Ordinarily the trial judge should not be convicted of error because of a single misstatement of the law, if in other parts of the charge the law be correctly stated so that an appellate court may determine the erroneous statement was not harmful. Fairness to the learned trial judge requires us to say that almost immediately following the language quoted he said: “But in deter*259mining what its original character was you may consider what use was made of it afterwards in order to determine the original character.” But again this is followed by further instruction that seems to indicate he did not attach sufficient importance to the fact of its subsequent use and to the inferences that would fairly arise from that fact in the absence of rebutting evidence. He then goes on: “Now was it pipe or was it scrap; that is, material that its only use was for remelting purposes, and when we come to that matter, gentlemen, remelting purposes only, I think, it is proper tó say to you that that cannot be taken too literally.” Why should it not be taken literally? The tariffs of a railroad company, approved by the interstate commerce commission and posted according to law for public information, are binding and have all of the effect of statute law. When couched in language plain and intelligible, which is not even alleged to be ambiguous, there is no room for construction of such language by the courts. In such cases their duty is to administer the law as it is written.

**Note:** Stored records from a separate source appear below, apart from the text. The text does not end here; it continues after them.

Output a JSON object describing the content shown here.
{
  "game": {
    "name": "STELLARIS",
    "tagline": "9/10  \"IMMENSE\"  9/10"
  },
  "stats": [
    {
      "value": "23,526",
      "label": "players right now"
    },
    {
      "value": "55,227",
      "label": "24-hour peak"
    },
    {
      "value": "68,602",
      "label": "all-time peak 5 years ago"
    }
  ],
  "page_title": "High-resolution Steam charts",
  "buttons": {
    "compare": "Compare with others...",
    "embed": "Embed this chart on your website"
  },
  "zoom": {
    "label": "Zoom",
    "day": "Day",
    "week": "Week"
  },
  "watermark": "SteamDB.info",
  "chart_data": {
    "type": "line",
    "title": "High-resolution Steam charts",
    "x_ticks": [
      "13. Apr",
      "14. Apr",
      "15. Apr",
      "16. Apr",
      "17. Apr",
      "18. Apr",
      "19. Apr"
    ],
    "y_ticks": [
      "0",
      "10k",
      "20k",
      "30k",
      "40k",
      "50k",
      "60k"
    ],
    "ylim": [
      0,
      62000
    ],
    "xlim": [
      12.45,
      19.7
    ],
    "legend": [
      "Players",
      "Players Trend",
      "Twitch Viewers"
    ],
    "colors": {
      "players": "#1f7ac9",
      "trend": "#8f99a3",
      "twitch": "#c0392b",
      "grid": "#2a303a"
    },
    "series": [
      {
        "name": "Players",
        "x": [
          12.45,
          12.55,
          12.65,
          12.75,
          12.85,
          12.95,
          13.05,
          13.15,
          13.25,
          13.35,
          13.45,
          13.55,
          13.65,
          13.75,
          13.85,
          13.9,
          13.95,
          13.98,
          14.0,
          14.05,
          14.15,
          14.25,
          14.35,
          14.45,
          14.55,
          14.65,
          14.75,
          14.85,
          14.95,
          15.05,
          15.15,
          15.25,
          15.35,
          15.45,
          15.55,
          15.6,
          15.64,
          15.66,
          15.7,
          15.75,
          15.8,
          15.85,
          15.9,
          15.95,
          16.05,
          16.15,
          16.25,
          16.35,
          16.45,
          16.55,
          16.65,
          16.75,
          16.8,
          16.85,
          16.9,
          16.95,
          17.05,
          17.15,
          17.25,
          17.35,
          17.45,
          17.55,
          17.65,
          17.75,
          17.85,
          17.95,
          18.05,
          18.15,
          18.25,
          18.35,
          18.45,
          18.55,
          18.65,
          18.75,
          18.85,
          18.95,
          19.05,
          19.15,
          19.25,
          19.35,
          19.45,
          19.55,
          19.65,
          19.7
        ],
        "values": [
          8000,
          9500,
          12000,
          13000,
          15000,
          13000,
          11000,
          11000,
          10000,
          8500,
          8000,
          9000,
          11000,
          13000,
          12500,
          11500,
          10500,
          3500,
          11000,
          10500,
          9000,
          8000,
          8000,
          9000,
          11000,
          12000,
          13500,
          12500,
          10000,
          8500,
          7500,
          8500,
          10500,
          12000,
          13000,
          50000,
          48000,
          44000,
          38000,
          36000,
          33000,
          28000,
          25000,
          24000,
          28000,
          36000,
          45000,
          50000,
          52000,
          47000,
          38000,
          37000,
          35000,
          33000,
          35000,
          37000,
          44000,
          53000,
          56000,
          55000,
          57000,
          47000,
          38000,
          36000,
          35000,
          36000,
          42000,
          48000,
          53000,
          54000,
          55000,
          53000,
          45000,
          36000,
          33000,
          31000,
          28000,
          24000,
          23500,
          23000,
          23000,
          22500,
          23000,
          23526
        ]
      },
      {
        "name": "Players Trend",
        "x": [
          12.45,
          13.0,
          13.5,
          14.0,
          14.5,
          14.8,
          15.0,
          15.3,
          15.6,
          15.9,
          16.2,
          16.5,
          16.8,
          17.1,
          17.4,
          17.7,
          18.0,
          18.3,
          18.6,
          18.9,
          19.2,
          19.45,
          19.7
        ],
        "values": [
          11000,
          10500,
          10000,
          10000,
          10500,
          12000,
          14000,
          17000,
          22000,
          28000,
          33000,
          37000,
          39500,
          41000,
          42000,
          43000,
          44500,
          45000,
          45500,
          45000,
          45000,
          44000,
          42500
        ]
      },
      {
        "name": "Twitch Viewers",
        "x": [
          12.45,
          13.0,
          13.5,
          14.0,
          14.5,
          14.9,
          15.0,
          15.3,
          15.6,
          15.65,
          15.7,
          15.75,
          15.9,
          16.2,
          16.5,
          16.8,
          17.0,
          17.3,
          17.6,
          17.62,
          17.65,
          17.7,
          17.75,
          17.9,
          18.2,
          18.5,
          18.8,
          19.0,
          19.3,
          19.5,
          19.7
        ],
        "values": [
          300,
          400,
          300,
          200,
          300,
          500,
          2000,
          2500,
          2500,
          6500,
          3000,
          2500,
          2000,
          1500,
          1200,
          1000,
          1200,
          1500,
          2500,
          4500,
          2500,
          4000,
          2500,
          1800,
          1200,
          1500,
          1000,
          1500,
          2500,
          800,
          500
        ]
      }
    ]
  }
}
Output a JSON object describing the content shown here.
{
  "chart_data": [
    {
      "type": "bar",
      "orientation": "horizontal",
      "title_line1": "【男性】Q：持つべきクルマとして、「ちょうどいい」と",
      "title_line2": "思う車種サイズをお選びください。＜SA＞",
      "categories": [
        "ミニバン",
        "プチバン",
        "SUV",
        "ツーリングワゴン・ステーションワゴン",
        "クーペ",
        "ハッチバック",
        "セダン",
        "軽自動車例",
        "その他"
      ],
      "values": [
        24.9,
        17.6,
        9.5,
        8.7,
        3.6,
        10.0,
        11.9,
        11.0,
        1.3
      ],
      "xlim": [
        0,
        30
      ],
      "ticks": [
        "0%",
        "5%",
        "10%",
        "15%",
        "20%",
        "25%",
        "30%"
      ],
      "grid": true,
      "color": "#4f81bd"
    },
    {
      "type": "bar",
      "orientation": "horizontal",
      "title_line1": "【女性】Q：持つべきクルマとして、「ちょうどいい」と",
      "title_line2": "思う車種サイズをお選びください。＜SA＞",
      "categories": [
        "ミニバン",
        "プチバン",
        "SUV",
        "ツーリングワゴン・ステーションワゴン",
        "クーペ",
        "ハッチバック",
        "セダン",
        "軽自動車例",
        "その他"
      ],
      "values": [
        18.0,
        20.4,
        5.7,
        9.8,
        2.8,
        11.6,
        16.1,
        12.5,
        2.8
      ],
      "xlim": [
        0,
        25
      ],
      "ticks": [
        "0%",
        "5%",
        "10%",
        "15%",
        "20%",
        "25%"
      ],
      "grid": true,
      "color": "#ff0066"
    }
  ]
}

As we have already pointed out, the verdict for the defendant, in the face of what would appear to be the great preponderance of the evidence, renders it impossible for us to say that the plaintiff suffered no hafm by the instructions we have quoted as well as by those used in a later portion of the' charge covered by the fifth assignment of error. We feel obliged therefore to sustain these two assignments.
The judgment is reversed and a venire facias de novo awarded.